I followed the explanation given by Wood here : https://stat.ethz.ch/pipermail/r-help/2007-October/142743.html
But I would like to do it with three variables. I tried this :
library(mgcv)
set.seed(0)
n<-400
x1 <- runif(n, 0, 1)
x2 <- runif(n, 0, 1)
x3 <- runif(n, 0, 1)
f1 <- function(x) exp(2 * x) - 3.75887
f2 <- function(x) 0.2*x^11*(10*(1-x))^6+10*(10*x)^3*(1-x)^10
f3 <- function(x) 0.008*x^2 - 1.8*x + 874
f <- f1(x1) + f2(x2) + f3(x3)
e <- rnorm(n, 0, 2)
y <- f + e
b <- gam(y ~ s(x1, k = 3)+s(x2, k = 3)+ s(x3, k = 3))
b3 <- gam(y ~ s(x1) + s(x2), sp = c(b$sp[1], b$sp[2]))
b2 <- gam(y ~ s(x1) + s(x3), sp = c(b$sp[1], b$sp[3]))
b1 <- gam(y ~ s(x2) + s(x3), sp = c(b$sp[2], b$sp[3]))
b0 <- gam(y~1)
(deviance(b1)-deviance(b))/deviance(b0)
(deviance(b2)-deviance(b))/deviance(b0)
(deviance(b3)-deviance(b))/deviance(b0)
But I don't understand results. For example, the model with only x1 and x2 has a deviance smaller than deviance with the three explanatory variable.
Does the method I used to extract variance explained by variable with three variables is correct?
Does it mean that there is a confounding effect in the global model? Or is there another explanation?

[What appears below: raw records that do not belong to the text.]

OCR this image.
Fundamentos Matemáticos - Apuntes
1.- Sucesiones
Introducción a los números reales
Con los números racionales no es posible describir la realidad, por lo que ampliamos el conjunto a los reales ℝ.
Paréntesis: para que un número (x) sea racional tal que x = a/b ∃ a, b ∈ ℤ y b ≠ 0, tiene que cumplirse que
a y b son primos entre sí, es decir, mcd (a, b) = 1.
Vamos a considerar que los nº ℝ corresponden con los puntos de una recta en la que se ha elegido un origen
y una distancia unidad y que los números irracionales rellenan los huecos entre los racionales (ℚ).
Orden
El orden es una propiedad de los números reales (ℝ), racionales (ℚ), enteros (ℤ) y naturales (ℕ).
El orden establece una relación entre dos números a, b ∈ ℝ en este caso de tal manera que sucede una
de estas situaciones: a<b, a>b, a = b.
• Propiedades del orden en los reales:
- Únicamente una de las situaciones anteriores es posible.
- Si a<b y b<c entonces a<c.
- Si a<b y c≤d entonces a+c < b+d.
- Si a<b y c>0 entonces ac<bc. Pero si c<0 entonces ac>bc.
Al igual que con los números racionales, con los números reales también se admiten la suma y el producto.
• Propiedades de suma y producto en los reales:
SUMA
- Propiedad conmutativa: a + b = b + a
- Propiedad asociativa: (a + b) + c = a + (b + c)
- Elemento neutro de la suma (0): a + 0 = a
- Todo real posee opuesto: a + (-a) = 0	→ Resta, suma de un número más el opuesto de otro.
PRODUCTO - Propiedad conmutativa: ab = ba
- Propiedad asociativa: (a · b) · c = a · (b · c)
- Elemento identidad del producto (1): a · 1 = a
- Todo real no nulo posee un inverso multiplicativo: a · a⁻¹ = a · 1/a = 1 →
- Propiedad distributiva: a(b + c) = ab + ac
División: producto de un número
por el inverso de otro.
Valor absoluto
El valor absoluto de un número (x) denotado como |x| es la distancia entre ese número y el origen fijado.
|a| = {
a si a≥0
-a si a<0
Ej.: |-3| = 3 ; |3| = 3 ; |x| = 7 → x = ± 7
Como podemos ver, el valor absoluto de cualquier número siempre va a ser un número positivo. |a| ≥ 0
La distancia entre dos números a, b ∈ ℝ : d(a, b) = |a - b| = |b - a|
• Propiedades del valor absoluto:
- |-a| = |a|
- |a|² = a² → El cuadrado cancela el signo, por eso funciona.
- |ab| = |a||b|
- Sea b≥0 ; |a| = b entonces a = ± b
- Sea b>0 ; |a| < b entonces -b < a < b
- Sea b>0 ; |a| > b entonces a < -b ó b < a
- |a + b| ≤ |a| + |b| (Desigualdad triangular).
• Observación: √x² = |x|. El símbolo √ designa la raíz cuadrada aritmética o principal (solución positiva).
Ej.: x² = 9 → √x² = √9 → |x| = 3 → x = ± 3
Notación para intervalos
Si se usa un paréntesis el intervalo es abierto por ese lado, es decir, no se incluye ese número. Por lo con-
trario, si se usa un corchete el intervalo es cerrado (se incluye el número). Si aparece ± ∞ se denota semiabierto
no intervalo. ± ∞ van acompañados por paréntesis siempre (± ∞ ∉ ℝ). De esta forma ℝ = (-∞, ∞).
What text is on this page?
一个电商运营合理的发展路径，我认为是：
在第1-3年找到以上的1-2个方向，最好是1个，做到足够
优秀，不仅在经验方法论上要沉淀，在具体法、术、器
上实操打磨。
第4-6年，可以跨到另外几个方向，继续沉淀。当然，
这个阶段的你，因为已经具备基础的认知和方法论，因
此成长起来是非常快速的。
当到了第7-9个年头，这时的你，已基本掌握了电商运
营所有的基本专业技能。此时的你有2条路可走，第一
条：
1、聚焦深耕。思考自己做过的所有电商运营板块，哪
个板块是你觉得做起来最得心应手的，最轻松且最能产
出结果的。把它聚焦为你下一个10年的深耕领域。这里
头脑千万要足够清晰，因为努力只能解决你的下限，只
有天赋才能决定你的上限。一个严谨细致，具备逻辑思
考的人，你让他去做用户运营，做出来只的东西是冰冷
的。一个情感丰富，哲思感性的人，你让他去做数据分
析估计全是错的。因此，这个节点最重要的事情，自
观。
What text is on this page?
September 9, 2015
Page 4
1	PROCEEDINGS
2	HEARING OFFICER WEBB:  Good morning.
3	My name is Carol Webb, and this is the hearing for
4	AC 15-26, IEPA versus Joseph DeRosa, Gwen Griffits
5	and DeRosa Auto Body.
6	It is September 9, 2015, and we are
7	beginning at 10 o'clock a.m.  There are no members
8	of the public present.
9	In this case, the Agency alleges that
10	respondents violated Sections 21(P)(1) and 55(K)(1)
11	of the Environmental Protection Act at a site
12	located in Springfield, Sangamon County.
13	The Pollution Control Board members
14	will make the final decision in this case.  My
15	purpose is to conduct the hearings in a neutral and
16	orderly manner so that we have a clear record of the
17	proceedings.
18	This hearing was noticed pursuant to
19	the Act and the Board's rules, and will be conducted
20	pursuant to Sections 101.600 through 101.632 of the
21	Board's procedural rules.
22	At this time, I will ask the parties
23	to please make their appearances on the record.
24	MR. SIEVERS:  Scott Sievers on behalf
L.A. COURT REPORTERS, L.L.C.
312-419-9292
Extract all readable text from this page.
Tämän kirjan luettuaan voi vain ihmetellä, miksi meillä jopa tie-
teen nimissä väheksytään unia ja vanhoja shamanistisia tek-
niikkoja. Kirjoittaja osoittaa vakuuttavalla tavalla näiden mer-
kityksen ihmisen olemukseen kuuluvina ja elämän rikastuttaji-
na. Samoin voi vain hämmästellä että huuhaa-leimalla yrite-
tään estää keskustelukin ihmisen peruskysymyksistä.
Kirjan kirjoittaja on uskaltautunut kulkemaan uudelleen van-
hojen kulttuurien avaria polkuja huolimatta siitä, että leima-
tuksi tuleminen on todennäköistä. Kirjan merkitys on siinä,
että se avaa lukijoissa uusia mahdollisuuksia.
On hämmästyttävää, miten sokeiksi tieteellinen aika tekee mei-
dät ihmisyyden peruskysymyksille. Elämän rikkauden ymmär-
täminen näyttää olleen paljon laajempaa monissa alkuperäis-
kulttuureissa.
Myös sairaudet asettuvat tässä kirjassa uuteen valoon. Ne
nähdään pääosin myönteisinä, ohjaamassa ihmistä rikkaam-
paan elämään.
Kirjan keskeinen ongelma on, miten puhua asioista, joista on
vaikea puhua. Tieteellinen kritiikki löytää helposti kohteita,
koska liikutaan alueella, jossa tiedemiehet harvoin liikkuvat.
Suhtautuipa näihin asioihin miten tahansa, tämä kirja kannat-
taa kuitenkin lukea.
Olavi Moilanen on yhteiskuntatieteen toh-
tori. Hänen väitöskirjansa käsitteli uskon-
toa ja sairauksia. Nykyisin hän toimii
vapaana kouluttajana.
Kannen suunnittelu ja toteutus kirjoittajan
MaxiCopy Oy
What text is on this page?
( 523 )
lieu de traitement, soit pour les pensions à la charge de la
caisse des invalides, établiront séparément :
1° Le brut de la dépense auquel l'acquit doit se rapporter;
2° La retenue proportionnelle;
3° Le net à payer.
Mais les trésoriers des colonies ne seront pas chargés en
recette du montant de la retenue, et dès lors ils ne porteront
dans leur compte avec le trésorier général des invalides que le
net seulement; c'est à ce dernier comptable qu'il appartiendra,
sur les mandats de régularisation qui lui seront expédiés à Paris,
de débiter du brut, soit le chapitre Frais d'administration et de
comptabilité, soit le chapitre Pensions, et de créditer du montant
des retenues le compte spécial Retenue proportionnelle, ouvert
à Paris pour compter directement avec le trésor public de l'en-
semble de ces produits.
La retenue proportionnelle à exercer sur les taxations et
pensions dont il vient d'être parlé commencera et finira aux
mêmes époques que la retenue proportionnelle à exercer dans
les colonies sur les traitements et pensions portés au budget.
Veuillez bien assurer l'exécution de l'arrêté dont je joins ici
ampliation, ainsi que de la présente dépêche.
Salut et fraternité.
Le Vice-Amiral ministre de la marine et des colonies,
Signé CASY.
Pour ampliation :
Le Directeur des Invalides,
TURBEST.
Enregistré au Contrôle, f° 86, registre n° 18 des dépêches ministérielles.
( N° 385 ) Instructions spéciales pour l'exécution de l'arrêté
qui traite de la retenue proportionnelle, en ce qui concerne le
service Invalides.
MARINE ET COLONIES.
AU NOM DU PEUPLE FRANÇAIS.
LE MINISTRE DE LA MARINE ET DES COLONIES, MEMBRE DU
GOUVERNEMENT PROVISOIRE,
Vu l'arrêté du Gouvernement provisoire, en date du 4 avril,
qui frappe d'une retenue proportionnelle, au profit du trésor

You did something wrong here:
b <- gam(y ~ s(x1, k = 3) + s(x2, k = 3) + s(x3, k = 3))
b3 <- gam(y ~ s(x1) + s(x2), sp = c(b$sp[1], b$sp[2]))
b2 <- gam(y ~ s(x1) + s(x3), sp = c(b$sp[1], b$sp[3]))
b1 <- gam(y ~ s(x2) + s(x3), sp = c(b$sp[2], b$sp[3]))
Why did you set k = 3
in the first line, while not setting k = 3
for the rest? Without specifying k
, s()
will take default value k = 10
. Now you get a problem: b1
, b2
, b3
are not nested in b
.
In Simon Wood's original example, he left k
unspecified, so that k=10
is taken for all s()
. In fact, you can vary k
values, but you must gurantee that you always have the same k
for the same covariate (to ensure nesting). For example, you can do:
b <- gam(y ~ s(x1, k = 4) + s(x2, k = 6) + s(x3, k = 3))
b3 <- gam(y ~ s(x1, k = 4) + s(x2, k = 6), sp = c(b$sp[1], b$sp[2])) ## droping s(x3) from b
b2 <- gam(y ~ s(x1, k = 4) + s(x3, k = 3), sp = c(b$sp[1], b$sp[3])) ## droping s(x2) from b
b1 <- gam(y ~ s(x2, k = 6) + s(x3, k = 3), sp = c(b$sp[2], b$sp[3])) ## droping s(x1) from b
Then let's do:
(deviance(b1)-deviance(b))/deviance(b0)
# [1] 0.2073421
(deviance(b2)-deviance(b))/deviance(b0)
# [1] 0.4323154
(deviance(b3)-deviance(b))/deviance(b0)
# [1] 0.02094997
The positive values imply that dropping any model term will inflate the deviance, which is sensible as our true model have all three terms.